Kubernetes for Backend Engineers — Pods, Deployments, and Services Without the Jargon

The first time you need to deploy a containerised service in production you run into the same wall. The container crashes overnight and nobody restarts it. You deploy a new version and there’s 20 seconds of downtime. Traffic doubles and you can’t scale fast enough. Two services can’t find each other reliably without hardcoding IPs.

Docker solves the packaging problem — one container image that runs the same everywhere. But it doesn’t solve the operations problem: keeping services alive, updated, discoverable, and scaled. That’s what Kubernetes solves.

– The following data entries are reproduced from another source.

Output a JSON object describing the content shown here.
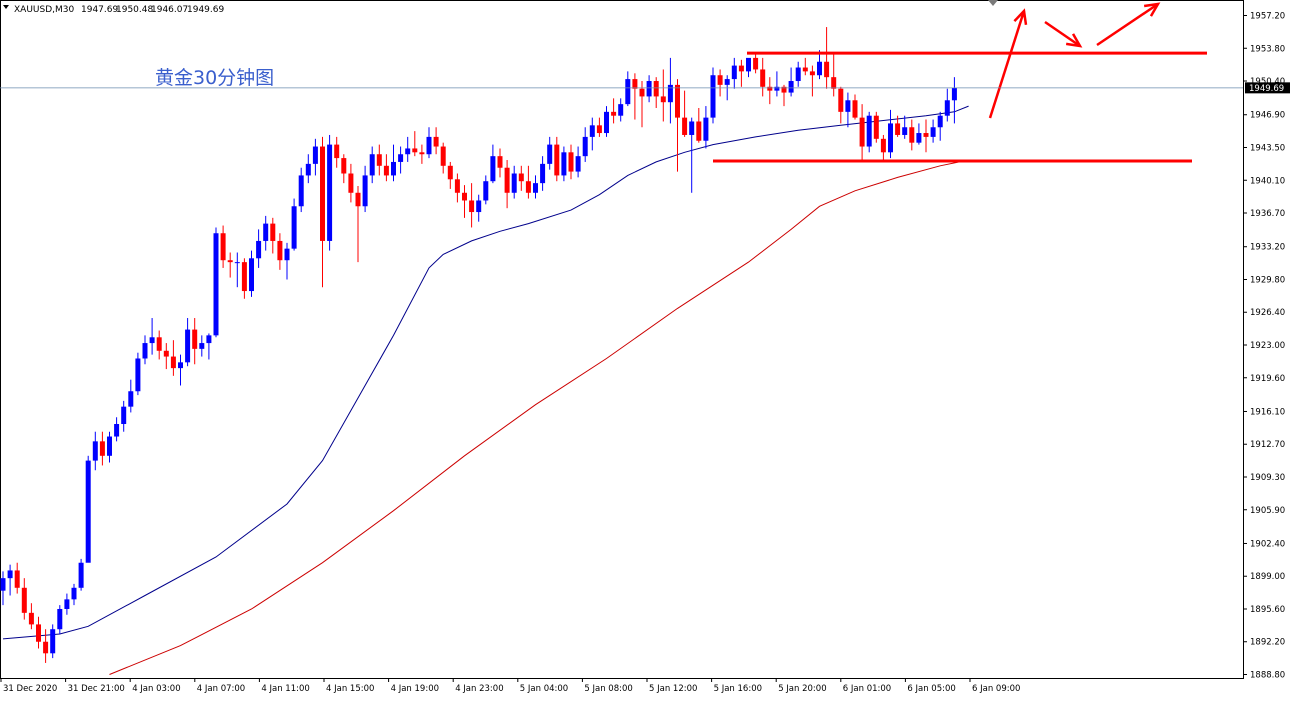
{
  "header": {
    "symbol": "XAUUSD,M30",
    "open": "1947.69",
    "high": "1950.48",
    "low": "1946.07",
    "close": "1949.69"
  },
  "annotation": {
    "text": "黄金30分钟图"
  },
  "current_price": "1949.69",
  "colors": {
    "bull": "#0000ff",
    "bear": "#ff0000",
    "ma_fast": "#00008b",
    "ma_slow": "#cc0000",
    "drawing": "#ff0000",
    "price_line": "#6b8caf",
    "price_tag_bg": "#000000"
  },
  "chart_data": {
    "type": "candlestick",
    "title": "",
    "ylim": [
      1888.8,
      1959.0
    ],
    "y_ticks": [
      "1957.20",
      "1953.80",
      "1950.40",
      "1946.90",
      "1943.50",
      "1940.10",
      "1936.70",
      "1933.20",
      "1929.80",
      "1926.40",
      "1923.00",
      "1919.60",
      "1916.10",
      "1912.70",
      "1909.30",
      "1905.90",
      "1902.40",
      "1899.00",
      "1895.60",
      "1892.20",
      "1888.80"
    ],
    "x_ticks": [
      "31 Dec 2020",
      "31 Dec 21:00",
      "4 Jan 03:00",
      "4 Jan 07:00",
      "4 Jan 11:00",
      "4 Jan 15:00",
      "4 Jan 19:00",
      "4 Jan 23:00",
      "5 Jan 04:00",
      "5 Jan 08:00",
      "5 Jan 12:00",
      "5 Jan 16:00",
      "5 Jan 20:00",
      "6 Jan 01:00",
      "6 Jan 05:00",
      "6 Jan 09:00"
    ],
    "candles": [
      [
        1897.5,
        1899.5,
        1896.0,
        1898.8
      ],
      [
        1898.8,
        1900.2,
        1897.0,
        1899.6
      ],
      [
        1899.6,
        1900.4,
        1897.2,
        1897.8
      ],
      [
        1897.8,
        1898.8,
        1894.5,
        1895.2
      ],
      [
        1895.2,
        1896.2,
        1893.5,
        1894.0
      ],
      [
        1894.0,
        1894.8,
        1891.5,
        1892.2
      ],
      [
        1892.2,
        1893.5,
        1890.0,
        1891.0
      ],
      [
        1891.0,
        1894.0,
        1890.5,
        1893.5
      ],
      [
        1893.5,
        1896.0,
        1893.0,
        1895.6
      ],
      [
        1895.6,
        1897.2,
        1895.0,
        1896.6
      ],
      [
        1896.6,
        1898.2,
        1896.0,
        1897.8
      ],
      [
        1897.8,
        1900.8,
        1897.5,
        1900.4
      ],
      [
        1900.4,
        1911.5,
        1904.0,
        1911.0
      ],
      [
        1911.0,
        1914.0,
        1910.0,
        1913.0
      ],
      [
        1913.0,
        1914.0,
        1910.5,
        1911.5
      ],
      [
        1911.5,
        1914.0,
        1910.8,
        1913.5
      ],
      [
        1913.5,
        1915.5,
        1913.0,
        1914.8
      ],
      [
        1914.8,
        1917.2,
        1914.0,
        1916.6
      ],
      [
        1916.6,
        1919.4,
        1916.0,
        1918.2
      ],
      [
        1918.2,
        1922.2,
        1917.8,
        1921.6
      ],
      [
        1921.6,
        1924.0,
        1921.0,
        1923.2
      ],
      [
        1923.2,
        1925.8,
        1922.0,
        1923.8
      ],
      [
        1923.8,
        1924.5,
        1921.5,
        1922.4
      ],
      [
        1922.4,
        1923.2,
        1920.5,
        1921.8
      ],
      [
        1921.8,
        1923.5,
        1919.8,
        1920.6
      ],
      [
        1920.6,
        1922.0,
        1918.8,
        1921.2
      ],
      [
        1921.2,
        1925.8,
        1920.8,
        1924.6
      ],
      [
        1924.6,
        1925.8,
        1921.0,
        1922.6
      ],
      [
        1922.6,
        1924.0,
        1921.8,
        1923.2
      ],
      [
        1923.2,
        1924.2,
        1921.5,
        1924.0
      ],
      [
        1924.0,
        1935.2,
        1923.8,
        1934.6
      ],
      [
        1934.6,
        1935.4,
        1931.0,
        1931.8
      ],
      [
        1931.8,
        1932.6,
        1930.0,
        1931.6
      ],
      [
        1931.6,
        1932.6,
        1929.0,
        1931.6
      ],
      [
        1931.6,
        1932.0,
        1927.8,
        1928.6
      ],
      [
        1928.6,
        1932.8,
        1928.0,
        1932.0
      ],
      [
        1932.0,
        1935.0,
        1931.0,
        1933.8
      ],
      [
        1933.8,
        1936.4,
        1932.8,
        1935.6
      ],
      [
        1935.6,
        1936.2,
        1932.5,
        1933.8
      ],
      [
        1933.8,
        1934.6,
        1930.8,
        1931.8
      ],
      [
        1931.8,
        1933.6,
        1929.8,
        1933.0
      ],
      [
        1933.0,
        1938.2,
        1932.8,
        1937.4
      ],
      [
        1937.4,
        1941.4,
        1936.8,
        1940.6
      ],
      [
        1940.6,
        1942.8,
        1939.8,
        1941.8
      ],
      [
        1941.8,
        1944.4,
        1940.6,
        1943.6
      ],
      [
        1943.6,
        1944.6,
        1929.0,
        1933.8
      ],
      [
        1933.8,
        1944.8,
        1932.8,
        1943.8
      ],
      [
        1943.8,
        1944.6,
        1941.4,
        1942.4
      ],
      [
        1942.4,
        1942.8,
        1939.8,
        1940.8
      ],
      [
        1940.8,
        1941.8,
        1937.8,
        1938.8
      ],
      [
        1938.8,
        1939.5,
        1931.6,
        1937.4
      ],
      [
        1937.4,
        1941.6,
        1936.8,
        1940.6
      ],
      [
        1940.6,
        1943.6,
        1939.8,
        1942.8
      ],
      [
        1942.8,
        1943.8,
        1940.6,
        1941.6
      ],
      [
        1941.6,
        1942.8,
        1940.0,
        1940.6
      ],
      [
        1940.6,
        1943.8,
        1940.0,
        1942.0
      ],
      [
        1942.0,
        1943.6,
        1940.8,
        1942.8
      ],
      [
        1942.8,
        1944.6,
        1942.0,
        1943.4
      ],
      [
        1943.4,
        1945.2,
        1942.6,
        1943.0
      ],
      [
        1943.0,
        1943.8,
        1941.8,
        1942.8
      ],
      [
        1942.8,
        1945.6,
        1942.4,
        1944.6
      ],
      [
        1944.6,
        1945.6,
        1942.8,
        1943.6
      ],
      [
        1943.6,
        1944.0,
        1940.8,
        1941.6
      ],
      [
        1941.6,
        1942.0,
        1939.2,
        1940.2
      ],
      [
        1940.2,
        1940.8,
        1937.8,
        1938.8
      ],
      [
        1938.8,
        1939.6,
        1936.2,
        1938.0
      ],
      [
        1938.0,
        1939.8,
        1935.2,
        1936.8
      ],
      [
        1936.8,
        1938.6,
        1935.8,
        1938.0
      ],
      [
        1938.0,
        1940.6,
        1937.6,
        1940.0
      ],
      [
        1940.0,
        1943.8,
        1939.8,
        1942.6
      ],
      [
        1942.6,
        1943.4,
        1940.4,
        1941.4
      ],
      [
        1941.4,
        1942.2,
        1937.2,
        1938.8
      ],
      [
        1938.8,
        1941.6,
        1938.2,
        1940.8
      ],
      [
        1940.8,
        1941.6,
        1939.0,
        1940.0
      ],
      [
        1940.0,
        1941.6,
        1938.2,
        1938.8
      ],
      [
        1938.8,
        1940.6,
        1938.2,
        1939.8
      ],
      [
        1939.8,
        1942.6,
        1939.0,
        1941.8
      ],
      [
        1941.8,
        1944.6,
        1941.2,
        1943.8
      ],
      [
        1943.8,
        1944.6,
        1940.0,
        1940.6
      ],
      [
        1940.6,
        1943.6,
        1940.0,
        1943.0
      ],
      [
        1943.0,
        1943.8,
        1940.2,
        1941.0
      ],
      [
        1941.0,
        1943.6,
        1940.4,
        1942.6
      ],
      [
        1942.6,
        1945.6,
        1942.0,
        1944.6
      ],
      [
        1944.6,
        1946.6,
        1943.2,
        1945.8
      ],
      [
        1945.8,
        1946.6,
        1944.6,
        1945.0
      ],
      [
        1945.0,
        1947.8,
        1944.6,
        1947.2
      ],
      [
        1947.2,
        1948.6,
        1946.0,
        1946.8
      ],
      [
        1946.8,
        1948.6,
        1946.2,
        1948.0
      ],
      [
        1948.0,
        1951.4,
        1947.8,
        1950.6
      ],
      [
        1950.6,
        1951.2,
        1946.4,
        1949.6
      ],
      [
        1949.6,
        1950.4,
        1945.6,
        1948.8
      ],
      [
        1948.8,
        1951.0,
        1948.2,
        1950.4
      ],
      [
        1950.4,
        1950.8,
        1947.6,
        1948.8
      ],
      [
        1948.8,
        1951.6,
        1946.2,
        1948.2
      ],
      [
        1948.2,
        1952.8,
        1946.0,
        1950.0
      ],
      [
        1950.0,
        1950.6,
        1941.0,
        1946.6
      ],
      [
        1946.6,
        1949.4,
        1944.6,
        1944.8
      ],
      [
        1944.8,
        1946.6,
        1938.8,
        1946.2
      ],
      [
        1946.2,
        1947.6,
        1944.0,
        1944.2
      ],
      [
        1944.2,
        1947.8,
        1943.4,
        1946.6
      ],
      [
        1946.6,
        1951.8,
        1946.0,
        1951.0
      ],
      [
        1951.0,
        1951.6,
        1948.8,
        1950.0
      ],
      [
        1950.0,
        1951.0,
        1948.4,
        1950.6
      ],
      [
        1950.6,
        1952.8,
        1949.6,
        1952.0
      ],
      [
        1952.0,
        1952.6,
        1949.8,
        1951.4
      ],
      [
        1951.4,
        1952.6,
        1950.8,
        1952.8
      ],
      [
        1952.8,
        1953.4,
        1951.2,
        1951.6
      ],
      [
        1951.6,
        1952.8,
        1948.8,
        1949.8
      ],
      [
        1949.8,
        1950.8,
        1948.0,
        1949.4
      ],
      [
        1949.4,
        1951.4,
        1948.8,
        1949.8
      ],
      [
        1949.8,
        1950.0,
        1947.8,
        1949.2
      ],
      [
        1949.2,
        1951.8,
        1948.8,
        1950.4
      ],
      [
        1950.4,
        1952.4,
        1949.8,
        1951.8
      ],
      [
        1951.8,
        1952.8,
        1951.0,
        1951.4
      ],
      [
        1951.4,
        1952.0,
        1948.8,
        1951.0
      ],
      [
        1951.0,
        1953.6,
        1950.6,
        1952.4
      ],
      [
        1952.4,
        1956.0,
        1949.6,
        1950.8
      ],
      [
        1950.8,
        1953.4,
        1948.8,
        1949.6
      ],
      [
        1949.6,
        1949.8,
        1946.0,
        1947.2
      ],
      [
        1947.2,
        1949.2,
        1945.6,
        1948.4
      ],
      [
        1948.4,
        1949.0,
        1946.4,
        1946.6
      ],
      [
        1946.6,
        1948.0,
        1942.2,
        1943.6
      ],
      [
        1943.6,
        1947.2,
        1943.0,
        1946.8
      ],
      [
        1946.8,
        1947.2,
        1944.0,
        1944.4
      ],
      [
        1944.4,
        1944.8,
        1942.0,
        1943.0
      ],
      [
        1943.0,
        1947.4,
        1942.4,
        1946.0
      ],
      [
        1946.0,
        1946.8,
        1944.6,
        1944.8
      ],
      [
        1944.8,
        1946.8,
        1944.4,
        1945.6
      ],
      [
        1945.6,
        1946.4,
        1943.2,
        1944.0
      ],
      [
        1944.0,
        1946.0,
        1943.8,
        1945.0
      ],
      [
        1945.0,
        1946.4,
        1943.0,
        1944.6
      ],
      [
        1944.6,
        1946.4,
        1944.0,
        1945.6
      ],
      [
        1945.6,
        1947.2,
        1944.2,
        1946.8
      ],
      [
        1946.8,
        1949.6,
        1946.2,
        1948.4
      ],
      [
        1948.4,
        1950.8,
        1946.0,
        1949.69
      ]
    ],
    "ma_fast": [
      [
        0,
        1892.5
      ],
      [
        8,
        1893.0
      ],
      [
        12,
        1893.8
      ],
      [
        20,
        1897.0
      ],
      [
        30,
        1901.0
      ],
      [
        40,
        1906.5
      ],
      [
        45,
        1911.0
      ],
      [
        50,
        1917.5
      ],
      [
        55,
        1924.0
      ],
      [
        60,
        1931.0
      ],
      [
        62,
        1932.4
      ],
      [
        66,
        1933.8
      ],
      [
        70,
        1934.8
      ],
      [
        74,
        1935.6
      ],
      [
        80,
        1937.0
      ],
      [
        84,
        1938.6
      ],
      [
        88,
        1940.6
      ],
      [
        92,
        1942.0
      ],
      [
        96,
        1943.0
      ],
      [
        100,
        1943.8
      ],
      [
        106,
        1944.6
      ],
      [
        112,
        1945.3
      ],
      [
        118,
        1945.8
      ],
      [
        124,
        1946.3
      ],
      [
        130,
        1946.8
      ],
      [
        134,
        1947.2
      ],
      [
        136,
        1947.8
      ]
    ],
    "ma_slow": [
      [
        15,
        1888.8
      ],
      [
        25,
        1891.8
      ],
      [
        35,
        1895.6
      ],
      [
        45,
        1900.4
      ],
      [
        55,
        1905.8
      ],
      [
        65,
        1911.5
      ],
      [
        75,
        1916.8
      ],
      [
        85,
        1921.6
      ],
      [
        95,
        1926.8
      ],
      [
        105,
        1931.6
      ],
      [
        111,
        1935.0
      ],
      [
        115,
        1937.4
      ],
      [
        120,
        1939.0
      ],
      [
        126,
        1940.4
      ],
      [
        132,
        1941.6
      ],
      [
        136,
        1942.2
      ]
    ],
    "drawings": {
      "resistance": 1953.3,
      "support": 1942.1
    },
    "grid": false
  }
}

The one mental model that explains everything

Kubernetes is a reconciliation loop. You write YAML that declares the desired state of your system — “I want 3 replicas of this container, always running, exposed on port 80”. The control plane reads this declaration and continuously moves actual state toward desired state.

Container crashed? Start a new one. Node died? Reschedule the pod elsewhere. New deployment pushed? Roll it out without taking down the old version first.

You don’t write imperative commands (“start this container now”). You write a declaration (“this is how the system should look”) and Kubernetes enforces it continuously.

The core objects

Pod — the unit of scheduling

The smallest deployable unit. One or more containers sharing a network namespace, storage volumes, and lifecycle. Pods are ephemeral — treat them as cattle, not pets. They crash, they restart, they move to different nodes.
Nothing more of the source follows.